O conhecimento melhora a pessoa?

Segundo Baudelaire, “Este mundo adquiriu uma tal crosta de vulgaridade que o desprezo que ele suscita no homem do espírito adquire a violência de uma paixão. Mas este mundo pertence ao gênero daquelas carapaças que até mesmo o mais corrosivo veneno seria incapaz de perfurar” (Prólogos para Flores do mal).

Baudelaire escreveu isso em 1859. Há mais de um século e bem no auge daquele processo no qual o homem ocidental, superando a tal metafísica grega e as crendices medievais, depositava estupenda fé na potencialidade da razão.
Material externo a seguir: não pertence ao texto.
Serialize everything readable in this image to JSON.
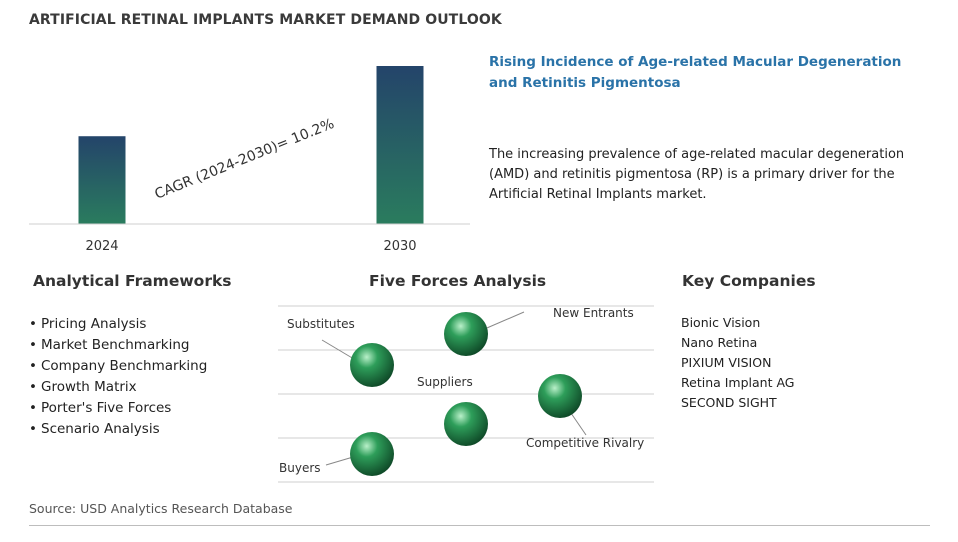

Essa razão, graças ao poder que lhe foi conferido, haveria de tirar o homem da menoridade infantil e conduzi-lo à adultecência emancipada.

Essa razão haveria de fazer o gênero humano sair da determinação instintiva do mundo natural para catapultá-lo a patamares grandiloquentes e refinados de cultura simbólica.

A racionalidade assim entendida, portadora de todas as possibilidades, faria o homem percorrer os caminhos que o tirariam da heteronomia exercida pela política e pela religião rumo à autonomia que lhe daria o raciocínio, o juízo, o julgamento e a decisão sobre um melhor.

Essa razão traria emancipação. Ela fomentaria a autonomia. Produziria a paz perpétua. Coroaria todo o esforço de desvendar a ordem e o progresso do mundo com uma infindável paz universal.

No entanto, temos de admitir, com Baudelaire, que, em vez disso, toda a filosofia, toda a ciência e toda a arte do homem ocidental não foram suficientes para captarem aquela potencialidade racional e colocá-la a serviço desse paraíso ético com que sonharam os iluministas e, de modo geral, toda a Modernidade.

De maneira que a razão não pode fazer muito pelo gênero humano. A vulgaridade imperfurável em que o vemos metido é repugnante. A miserabilidade de espírito que o campeia é tenebrosa. O pigmeísmo mental que o assola é dosolador. O embrutecimento é geral: apanha-lhe na integralidade do que é e pauperiza-lhe o corpo, o intelecto e a alma.

Se, no plano geral, essa decadente humanidade, que nunca foi humana, pode ser constatada e lamentavelmente descrita, imagine nas cercanias do Brasil profundo? Por esses lados o pauperismo é ainda mais grotesco, capaz de provocar vertigem em quem ainda se faz portador do mínimo de um naco de discernimento e lucidez.

Por tudo isso, conhecimento nem sempre melhora uma pessoa. O que se faz com ele, sim, pode resultar em alguma coisa interessante. Mas, aí, já estamos no plano da ética, essa coisa que depende de um intelecto que se reveste de valor.

Bom... valor? Ah... aí já é pedir demais!!!